2002 Fiscal Year Annual Research Report
超高速還元を目指した酸化物微粒子Cコーティング技術の確立
Project/Area Number |
14702054
|
Research Institution | Kyushu University |
Principal Investigator |
西岡 浩樹 九州大学, 大学院・工学研究院, 助教授 (80294891)
|
Keywords | 超高速還元 / 酸化物微粒子 / Cコーティング / CH_4ガス / 析出反応 |
Research Abstract |
酸化鉄微粒子のカーボン被覆膜の形成を第1の目標とし、皮膜の形成が可能な条件に関する調査検討を行った。マグネタイト微粒子層にCH_4を導入しカーボン皮膜を生成させると同時に、カーボン皮膜の生成挙動を明確にするため、鉄基板上でのCH_4の分解・カーボンの析出挙動に関する実験を行った。 マグネタイト微粒子を1300℃および1450℃に保持された炉内へキャリアガスと伴に導入した。キャリアガスは、N_2-CH_4,N_2-H_2混合ガスとした。
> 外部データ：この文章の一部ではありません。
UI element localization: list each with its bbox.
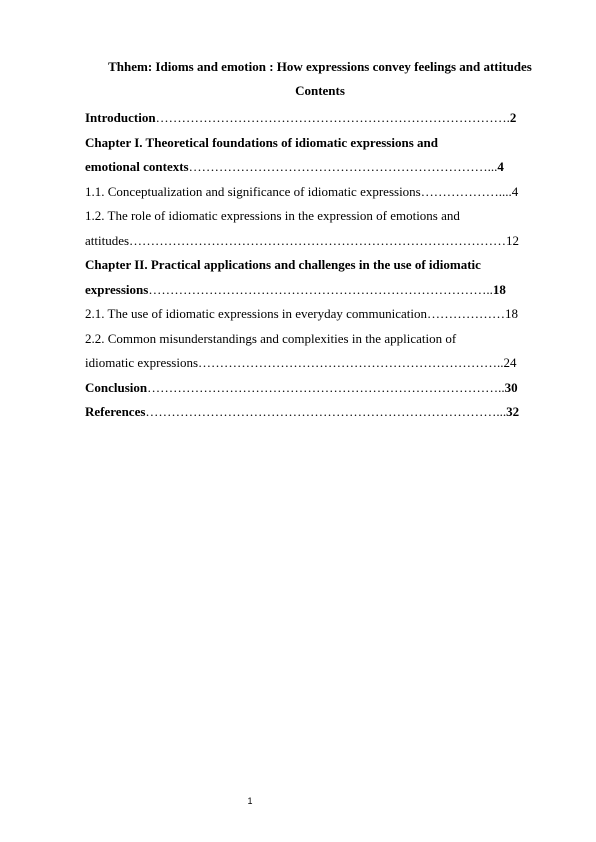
toc-page-number: 2 — [509, 110, 517, 125]
toc-entry — [85, 327, 555, 352]
toc-page-number: 18 — [505, 306, 519, 321]
toc-entry — [85, 180, 555, 205]
toc-entry — [85, 155, 555, 180]
toc-page-number: 30 — [504, 379, 518, 395]
toc-entry-text: expressions — [85, 281, 149, 297]
toc-page-number: 4 — [497, 159, 504, 174]
toc-leader-dots: ……………………………………………………………... — [188, 159, 498, 174]
toc-entry — [85, 229, 555, 254]
toc-leader-dots: ………………………………………………………………………. — [155, 110, 510, 125]
toc-entry — [85, 302, 555, 327]
toc-leader-dots: ……………… — [427, 306, 506, 321]
toc-entry — [85, 351, 555, 376]
page-number: 1 — [247, 796, 253, 806]
toc-entry-text: Chapter I. Theoretical foundations of idiomatic expressions and — [85, 134, 438, 150]
toc-entry — [85, 106, 555, 131]
toc-leader-dots: ……………………………………………………………………….. — [147, 379, 505, 395]
toc-entry-text: 2.2. Common misunderstandings and complexities in the application of — [85, 330, 457, 346]
toc-entry-text: 2.1. The use of idiomatic expressions in everyday communication — [85, 306, 428, 321]
document-title: Thhem: Idioms and emotion : How expressions convey feelings and attitudes — [108, 59, 532, 74]
toc-entry-text: attitudes — [85, 232, 130, 248]
toc-page-number: 24 — [503, 355, 517, 370]
toc-leader-dots: …………………………………………………………………….. — [148, 281, 493, 297]
toc-entry — [85, 278, 555, 303]
table-of-contents — [85, 106, 555, 425]
toc-entry-text: Conclusion — [85, 379, 148, 395]
toc-page-number: 18 — [492, 281, 506, 297]
toc-entry-text: 1.2. The role of idiomatic expressions in the expression of emotions and — [85, 208, 460, 223]
contents-heading: Contents — [295, 83, 345, 98]
toc-entry-text: Introduction — [85, 110, 156, 125]
toc-entry-text: Chapter II. Practical applications and challenges in the use of idiomatic — [85, 257, 481, 272]
toc-page-number: 4 — [511, 183, 519, 199]
toc-entry-text: 1.1. Conceptualization and significance of idiomatic expressions — [85, 183, 421, 199]
toc-entry-text: idiomatic expressions — [85, 355, 199, 370]
toc-entry — [85, 253, 555, 278]
toc-leader-dots: …………………………………………………………….. — [198, 355, 504, 370]
toc-page-number: 12 — [506, 232, 520, 248]
toc-leader-dots: ………………………………………………………………………... — [145, 404, 507, 419]
toc-entry — [85, 204, 555, 229]
toc-entry — [85, 131, 555, 156]
toc-leader-dots: ……………….... — [420, 183, 512, 199]
toc-entry — [85, 400, 555, 425]
toc-entry-text: References — [85, 404, 146, 419]
toc-leader-dots: …………………………………………………………………………… — [129, 232, 507, 248]
toc-entry-text: emotional contexts — [85, 159, 189, 174]
toc-page-number: 32 — [506, 404, 520, 419]
toc-entry — [85, 376, 555, 401]
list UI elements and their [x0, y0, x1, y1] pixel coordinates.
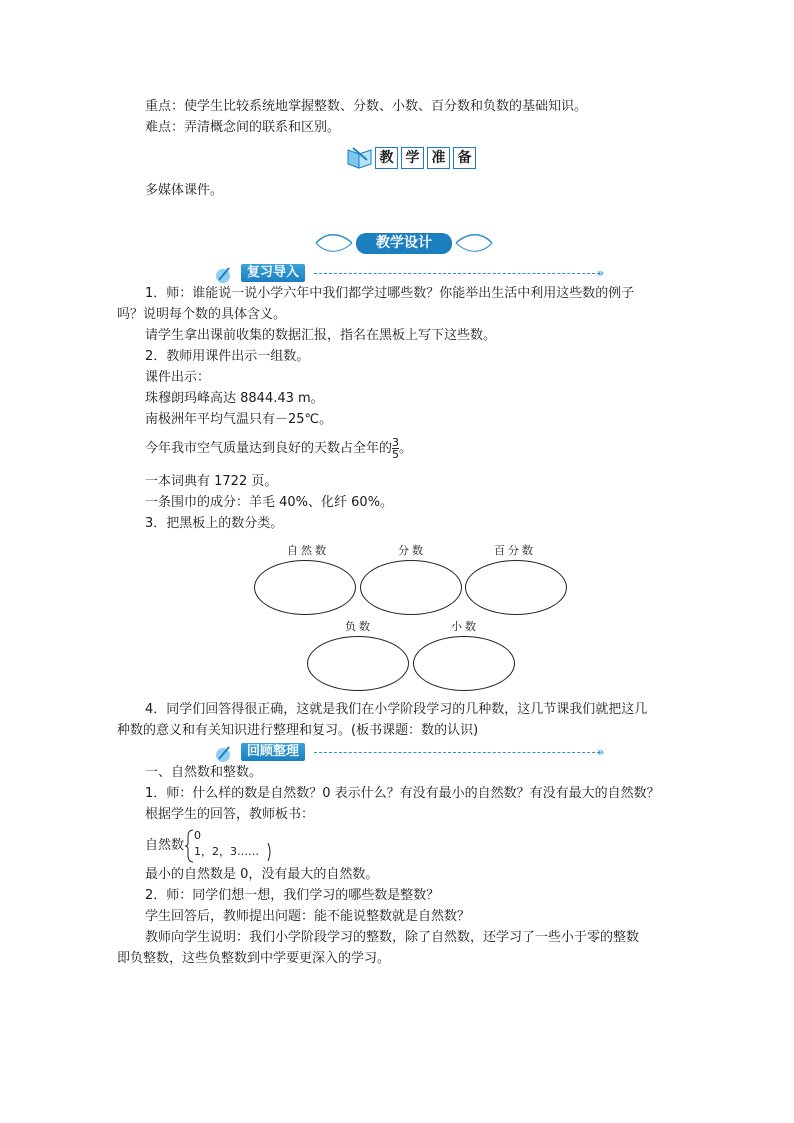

実験後に試料のEPMA,SEM観察を行った。 実験後の試料は1300℃では原形を維持していたが、1450℃では球状化した。CH_4の供給量が十分な条件では、鉄表面に炭素の析出が確認された。N_2-H_2混合ガスに比べ、N_2-CH_4ガスの反応速度は非常に大きな値を示した。これは(1)CH_4の分解により粒子表面に析出したCと酸化鉄の直接反応、(2)H_2還元により生じたH_2Oの水性ガス化反応によるガスリフォーミングの寄与であると考えられる。 H_2-CH_4雰囲気下における鉄表面へのCの析出速度を測定した。実験温度は1050℃、1100℃、1145℃とした。高速度カメラによるその場観察、および実験後試料表面および断面のSEM観察、EPMA分析、内部炭素濃度の測定を行った。 CH_4濃度や混合ガスの流量のカーボン析出速度への影響は確認されなかった。カーボン析出速度は強い温度依存性を示した。従って、鉄板表面でのCH_4分解及び分解により生成された炭素の鉄中への浸炭反応が律速段階であると考えられる。反応初期において、鉄中への浸炭速度が非常に速いことが確認された。よって鉄表面への炭素の被覆挙動は、まず鉄板表面でのCH_4分解により炭素が生成し浸炭が進行、その後鉄中炭素濃度が飽和量に近づくと鉄板表面上に炭素皮膜層を形成し始めるものと推定される。